A pipeline to ship the approximately 35 trillion cubic feet of known North Slope natural gas reserves has been long sought by Alaska officials but rejected in the past as being too costly. Interest has been renewed with high gas prices, federal loan guarantees of 80 percent of the project’s cost, as well as Alaska’s seeming willingness to take part of the ownership cost and risk.

The producer group and TransCanada have proposed routes taking a pipeline through Canada and to markets in the Midwest. Besides setting fiscal terms with Alaska for the next 30 to 40 years, an acceptable Canadian regulatory process is one of the conditions the producers have set before moving forward with a proposal.

The port authority’s pipeline would stretch to Valdez, where the gas would be liquefied and shipped by tanker to markets on the West Coast. That proposal took a hit when its possible buyer, Sempra Energy Co., said in May that it was pulling out of the deal.

Will keep Government Finance Associates

Porter said the state will keep its current financial adviser, Government Finance Associates Inc., but negotiators also need an expert on pipeline projects. The new adviser will conduct a broader analysis that “could redirect how we’re looking,” Porter said.

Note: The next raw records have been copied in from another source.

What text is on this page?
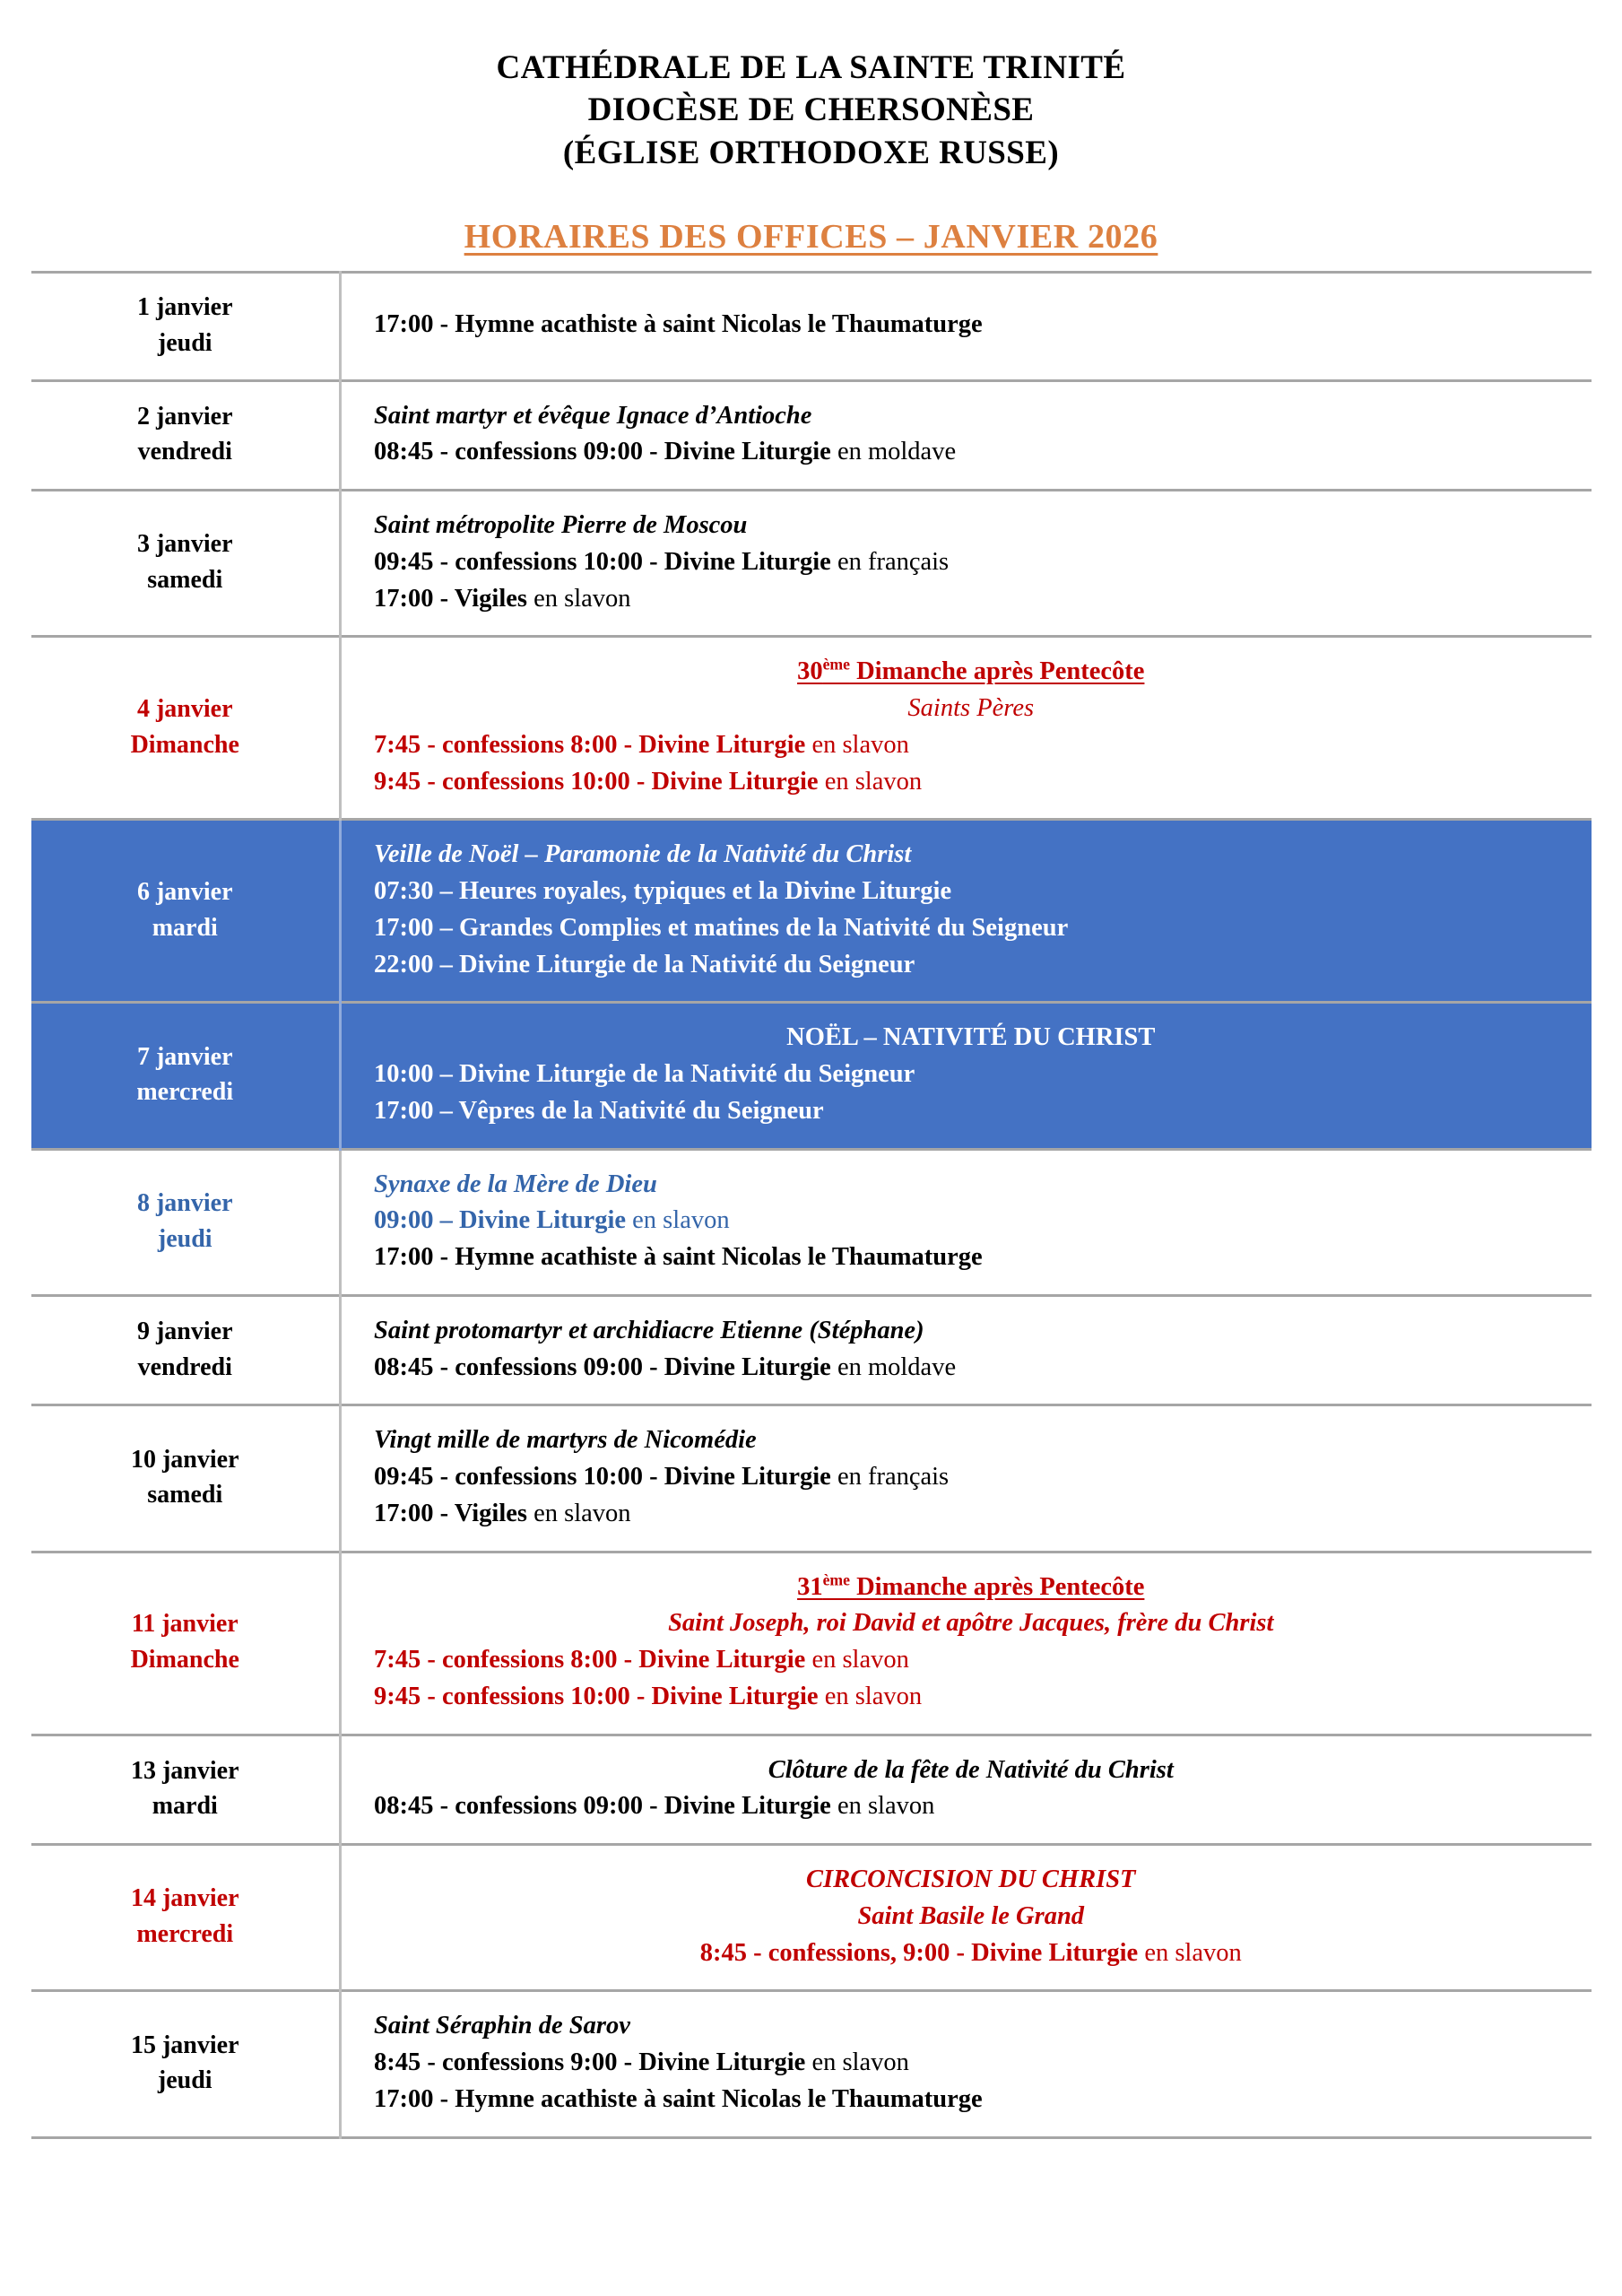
CATHÉDRALE DE LA SAINTE TRINITÉ
DIOCÈSE DE CHERSONÈSE
(ÉGLISE ORTHODOXE RUSSE)
HORAIRES DES OFFICES – JANVIER 2026
1 janvier
jeudi	17:00 - Hymne acathiste à saint Nicolas le Thaumaturge

2 janvier
vendredi	Saint martyr et évêque Ignace d’Antioche
08:45 - confessions 09:00 - Divine Liturgie en moldave

3 janvier
samedi	Saint métropolite Pierre de Moscou
09:45 - confessions 10:00 - Divine Liturgie en français
17:00 - Vigiles en slavon

4 janvier
Dimanche	30ème Dimanche après Pentecôte
Saints Pères
7:45 - confessions 8:00 - Divine Liturgie en slavon
9:45 - confessions 10:00 - Divine Liturgie en slavon

6 janvier
mardi	Veille de Noël – Paramonie de la Nativité du Christ
07:30 – Heures royales, typiques et la Divine Liturgie
17:00 – Grandes Complies et matines de la Nativité du Seigneur
22:00 – Divine Liturgie de la Nativité du Seigneur

7 janvier
mercredi	NOËL – NATIVITÉ DU CHRIST
10:00 – Divine Liturgie de la Nativité du Seigneur
17:00 – Vêpres de la Nativité du Seigneur

8 janvier
jeudi	Synaxe de la Mère de Dieu
09:00 – Divine Liturgie en slavon
17:00 - Hymne acathiste à saint Nicolas le Thaumaturge

9 janvier
vendredi	Saint protomartyr et archidiacre Etienne (Stéphane)
08:45 - confessions 09:00 - Divine Liturgie en moldave

10 janvier
samedi	Vingt mille de martyrs de Nicomédie
09:45 - confessions 10:00 - Divine Liturgie en français
17:00 - Vigiles en slavon

11 janvier
Dimanche	31ème Dimanche après Pentecôte
Saint Joseph, roi David et apôtre Jacques, frère du Christ
7:45 - confessions 8:00 - Divine Liturgie en slavon
9:45 - confessions 10:00 - Divine Liturgie en slavon

13 janvier
mardi	Clôture de la fête de Nativité du Christ
08:45 - confessions 09:00 - Divine Liturgie en slavon

14 janvier
mercredi	CIRCONCISION DU CHRIST
Saint Basile le Grand
8:45 - confessions, 9:00 - Divine Liturgie en slavon

15 janvier
jeudi	Saint Séraphin de Sarov
8:45 - confessions 9:00 - Divine Liturgie en slavon
17:00 - Hymne acathiste à saint Nicolas le Thaumaturge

The state has proposed taking ownership of 20 percent to 25 percent of the pipeline, depending on the project. The adviser would recommend how to structure the equity ownership and how to fund it, Porter said.

Gov. Frank Murkowski has said he’d like to have a stranded gas contract proposal in writing in late summer or early fall. Spokeswoman Becky Hultberg said June 22 that timetable has not changed.

Murkowski was in Washington, D.C., on June 22 attending gas line meetings with the producers, TransCanada and Canadian government officials and could not be reached by the Associated Press for comment. (See related story on page 1 of this issue.)